If the sound of a co-worker repeatedly clicking his pen can send you into a flaming furor, take heart: You’re not being hypersensitive, and you’re not alone. Neurologists in the UK have spotted physical differences in the brains of people with this sound-related rage, although whether these differences are the cause or the result of the disorder remains to be seen. The scientists published their findings in the journal Current Biology.
The technical term for that noise-triggered irritation and rage is misophonia (“hatred of sound”). People who have it experience uncontrollable and intense negative emotions after hearing certain repetitive noises like chewing, lip-smacking, pen-clicking, and foot-tapping.
It’s a relatively new concept within the medical community, although people have been complaining of symptoms for a long time. To those who’ve never experienced misophonia, it may sound silly or made-up—which is what many doctors have concluded. Others have categorized it as a form of anxiety or obsessive-compulsive disorder.
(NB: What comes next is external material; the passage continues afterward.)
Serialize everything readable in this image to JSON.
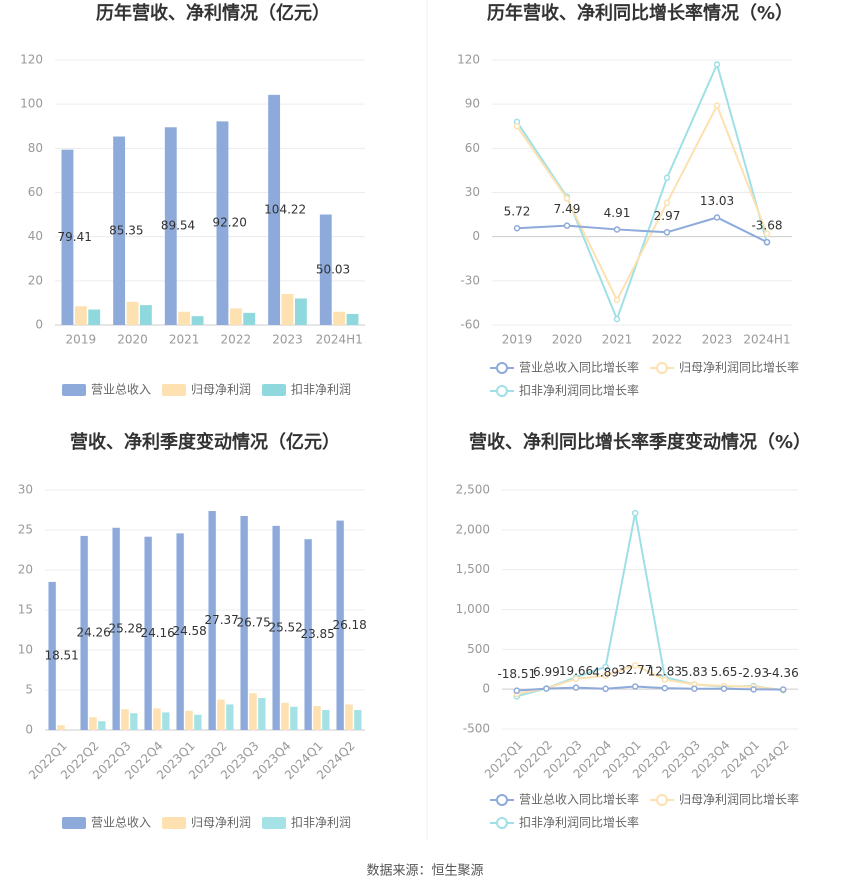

The authors of the current paper wondered if the problem might not be psychological but neurological. They recruited 20 British adults with misophonia and 22 without, and gave them all questionnaires to gauge their responses to various noises. Then they put each participant inside MRI and fMRI machines and played them all sorts of noises, including the benign (a kettle whistling, rain), the universally unpleasant (a baby crying, someone screaming), and common misophonia triggers (breathing, chewing).
As the researchers suspected, the results for the two groups looked very different. People with misophonia had more myelin, or insulation, around the gray matter in their prefrontal cortex. They also showed abnormal connections between this cortex and the anterior insular cortex, which is involved in processing information and emotions.
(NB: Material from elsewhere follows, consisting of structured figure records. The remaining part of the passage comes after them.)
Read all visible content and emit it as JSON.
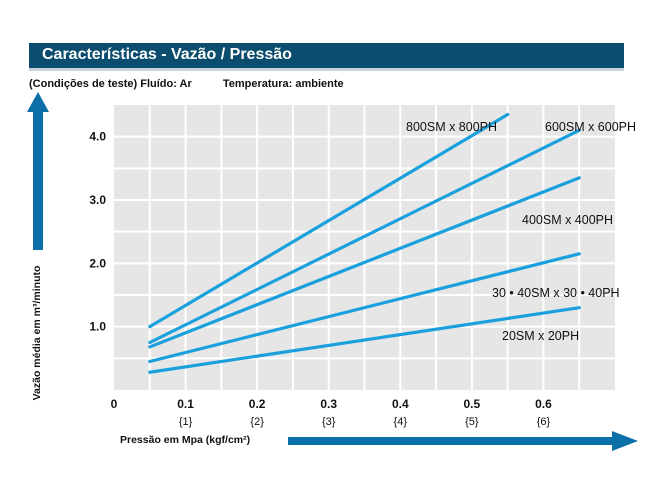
{
  "header": {
    "title": "Características - Vazão / Pressão"
  },
  "conditions": {
    "fluid": "(Condições de teste) Fluído: Ar",
    "temperature": "Temperatura: ambiente"
  },
  "colors": {
    "title_bar": "#0b4d6e",
    "series_line": "#1aa0dc",
    "arrow": "#0b6fa8",
    "grid_bg": "#e6e6e6",
    "grid_line": "#ffffff"
  },
  "chart_data": {
    "type": "line",
    "title": "",
    "xlabel": "Pressão em Mpa (kgf/cm²)",
    "ylabel": "Vazão média em m³/minuto",
    "xlim": [
      0,
      0.7
    ],
    "ylim": [
      0,
      4.5
    ],
    "x_ticks": [
      "0",
      "0.1",
      "0.2",
      "0.3",
      "0.4",
      "0.5",
      "0.6"
    ],
    "x_ticks_secondary": [
      "{1}",
      "{2}",
      "{3}",
      "{4}",
      "{5}",
      "{6}"
    ],
    "y_ticks": [
      "1.0",
      "2.0",
      "3.0",
      "4.0"
    ],
    "grid": true,
    "series": [
      {
        "name": "800SM x 800PH",
        "x": [
          0.05,
          0.55
        ],
        "y": [
          1.0,
          4.35
        ]
      },
      {
        "name": "600SM x 600PH",
        "x": [
          0.05,
          0.65
        ],
        "y": [
          0.75,
          4.1
        ]
      },
      {
        "name": "400SM x 400PH",
        "x": [
          0.05,
          0.65
        ],
        "y": [
          0.68,
          3.35
        ]
      },
      {
        "name": "30 • 40SM x 30 • 40PH",
        "x": [
          0.05,
          0.65
        ],
        "y": [
          0.45,
          2.15
        ]
      },
      {
        "name": "20SM x 20PH",
        "x": [
          0.05,
          0.65
        ],
        "y": [
          0.28,
          1.3
        ]
      }
    ]
  }
}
Hearing the trigger noises caused a spike in activity in both cortices for people with misophonia. For people without it, activity only increased in the prefrontal cortex. The trigger sounds also provoked a clear stress response in people with misophonia. Their heart rates increased and they began sweating.
Lead researcher Sukhbinder Kumar is a neuroscientist at Newcastle University and University College London. He says his team’s research should reassure people with misophonia and validate the condition’s existence to their doctors.
“Patients with misophonia had strikingly similar clinical features, and yet the syndrome is not recognized in any of the current clinical diagnostic schemes,” he said in a statement. “This study demonstrates the critical brain changes as further evidence to convince a skeptical medical community that this is a genuine disorder."
It also suggests a possible way of treating the condition. “My hope is to identify the brain signature of the trigger sounds,” Kumar said. “Those signatures can be used for treatment such as for neuro-feedback, for example, where people can self-regulate their reactions by looking at what kind of brain activity is being produced."